Let us start the Airbus Porter Five Forces Analysis:
The threat of new entrants in the Airbus Porter Five Forces Analysis can be explained as follows:
Airbus is one of the leading manufacturers and suppliers of aircrafts in the world. It designs, manufactures, and delivers commercial aircrafts, helicopters and defense aircrafts. The threat of new entrants in the industry can be analyzed by primarily looking at the entry barriers. The fixed costs in setting up a company in this industry are huge. As a result, incumbents are able to enjoy cost advantages due to economies of scale working in their favor. Further, the industry is highly capital-intensive. There are major shares of investments required by Airbus for research and development, designing the aircrafts, and producing them. Skilled labor needs to be employed and logistics needs to be set up. Further, in the aircraft industry, vehicle safety and strength are of paramount importance. The incumbent players retain market share by maintain the reliable brand image. All these factors pose major entry barriers for a new entrant. Hence, the threat of new entrants is a weak force in the aircraft manufacturing industry.
Threat of Substitutes:
Below are the threats of substitute products of Porter’s Five Forces analysis of Airbus:
The offerings of Airbus and similar large players in the aerospace industry are highly differentiated.
These companies spend a lot of money in research and development in order to improve their offerings. For instance, Airbus spent more than $2 billion US dollars in a year alone for research and development activities. Further, there are no substitutes available for the offerings of the aerospace industry. Largely, any means of transport like cars, bikes, trains etc. are possible substitutes, but the speed and quality of transport provided by these substitutes is in no way comparable to aircrafts. So, it can be concluded that the threat of substitutes is a very weak force for Airbus and other key players in the aerospace industry.
Bargaining Power of Customers:
In the Airbus Porter Five Forces Analysis the bargaining power of the customers can be explained as:
The target customers of Airbus are highly powerful. The customers include airline companies and defense ministries of countries. The number of customers is very less and the target market extremely small.
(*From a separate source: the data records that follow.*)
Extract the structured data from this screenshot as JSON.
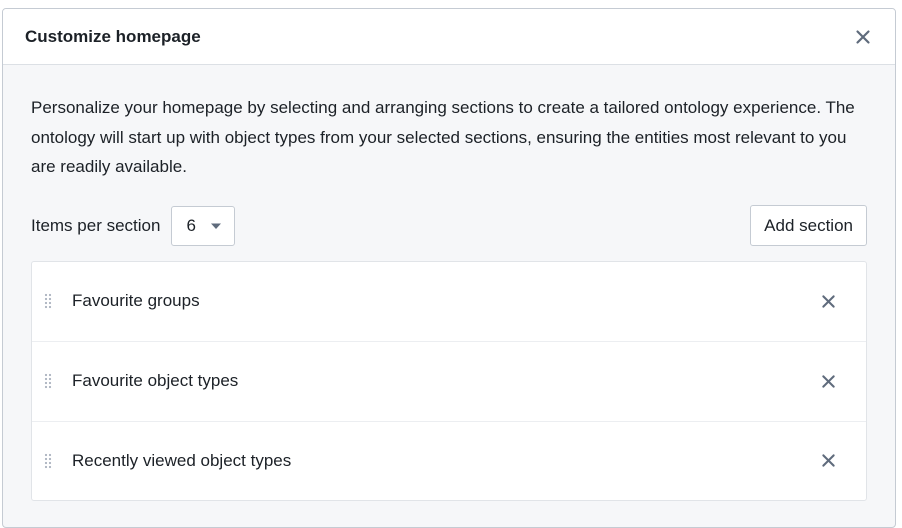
{
  "dialog": {
    "title": "Customize homepage",
    "description": "Personalize your homepage by selecting and arranging sections to create a tailored ontology experience. The ontology will start up with object types from your selected sections, ensuring the entities most relevant to you are readily available."
  },
  "controls": {
    "items_per_section_label": "Items per section",
    "items_per_section_value": "6",
    "add_section_label": "Add section"
  },
  "sections": [
    {
      "label": "Favourite groups"
    },
    {
      "label": "Favourite object types"
    },
    {
      "label": "Recently viewed object types"
    }
  ],
  "icons": {
    "close": "close-icon",
    "dropdown": "caret-down-icon",
    "drag": "drag-handle-icon",
    "remove": "remove-icon"
  },
  "colors": {
    "text": "#1c2127",
    "icon": "#5f6b7c",
    "drag": "#abb3bf",
    "border": "#c5cbd3",
    "body_bg": "#f6f7f9"
  }
}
The products are highly expensive and specialized, and are also customized as per the needs of the customers to some extent. The customers spend millions of dollars in purchasing the aircrafts and hence, every customer is valuable. The companies cannot afford to lose the customers. The size of purchase per customer is also large. The customers face no switching costs if they want to switch to a competitor. Even though the customers cannot integrate backward, i.e., they cannot produce the products on their own, it does not have a major impact on the bargaining power of the customers.
Hence, the bargaining power of customers is a strong force in the aerospace industry.
Bargaining Power of Suppliers:
Following is the bargaining power of suppliers in the Porter’s Five Forces analysis of Airbus:
Airbus sources its raw materials from more than 10,000 suppliers from all over the world. The number of suppliers is large and are geographically spread out. Some of the major suppliers include Liebherr, Diehl, Safran etc. The company ensures to onboard more suppliers to avoid concentration of power. Each of these suppliers supply very small units of the aircraft and hence the products are highly undifferentiated. The product differentiation is done at the level of Airbus. Further, the company incurs no switching costs apart from minimal contract termination expenditures. Further, due to the capital-intensive nature of the aerospace industry, the suppliers cannot forward integrate or be a direct competitor. The suppliers cannot afford to lose the contracts of large firms like Airbus, and hence it dictates the terms of the contract largely. Hence, for Airbus and other key players, the bargaining power of suppliers in a weak force.
The impact of key competitors in the Airbus Porter Five Forces Analysis is as follows:
There are a number of players in the aerospace industry. However, Airbus faces direct competition only from few of the larger firms like Lockheed Martin, Raytheon and Boeing. In terms of the global revenue, Airbus and Lockheed Martin are the two major players, both of which generated a total revenue of more than $60 billion USD annually. The market has is growing moderately. It is expected to reach a size of $ 500 billion by 2030. Due to the intensive capital requirements, there are high exit barriers. There are expenses in selling off assets and paying off debts. The price competition is very high because the customers usually purchase a whole fleet of vehicles and the investments are huge, even for large customers. The growth of the market is slow and so, the competitors would need to expand at a large scale to capture market share.
Overall, the competitive rivalry is a moderate to strong force in the aerospace industry.
To conclude, the above Airbus Porter Five Forces Analysis highlights the various elements which impact its competitive environment. This understanding helps to evaluate the various external business factors for any company.